Qu'est-ce que je fous ici ? C'est ce que je me dis lorsque je constate que je suis en salle d'embarquement prête à affronter ma plus grande peur : l'avion. Pourquoi n'ai-je pas réalisé plus tôt que j'allais monter dans cet engin de malheur, voler deux heures trente dans les nuages. Je déteste cette idée. Je stresse comme une dingue.

J'envoie un message à Christophe pour le prévenir que je suis bien à l'aéroport. C'est la première fois que je peux compter sur quelqu'un lorsque ça ne va pas. D'un coup j'ai peur, si lui aussi me rejetait ?

Maintenant je n'ai plus qu'à attendre une quinzaine de minutes avant d'embarquer sur ce fichu coucou et je serai loin de Marseille, loin de lui surtout.

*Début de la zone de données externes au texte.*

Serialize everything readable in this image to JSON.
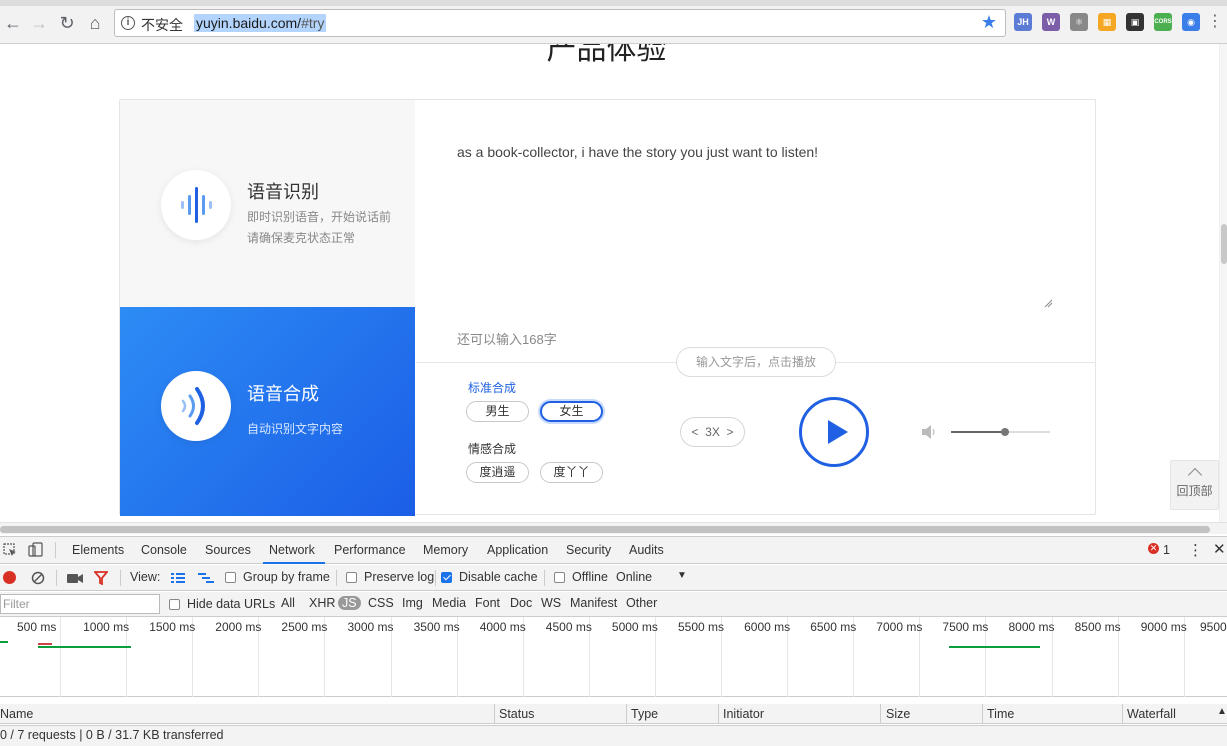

Je réalise que je me suis enfuie au moindre petit prétexte. Constater que Jonathan plongé sur l'écran de son portable, s'éloignait de moi, j'ai ressenti une douleur inhabituelle, J'ai eu la trouille, et cela m'a mis en colère, je devais partir loin très loin, ce que je fais actuellement.

Mon téléphone se met à vibrer, « Jonathan » s'affiche. Mon cœur accélère. Il a dû être informé par Magalie que j'avais quitté le bateau et que j'étais prête à m'envoler pour Lisbonne. Je ne lui laisse aucune chance de s'expliquer ce n'est pas cool j'en conviens, mais je ne peux pas agir autrement. Je n'y arrive pas. Convaincue de devoir me protéger je préfère ne pas répondre.  Ce n'est pas correct, je dois affronter Jonathan un jour ou l'autre mais ça ne sera pas aujourd'hui. Il nous faut  de la distance entre nous. Je dois réfléchir et s'il m'en veut ce n'est rien j'assumerai mes décisions et mes actes.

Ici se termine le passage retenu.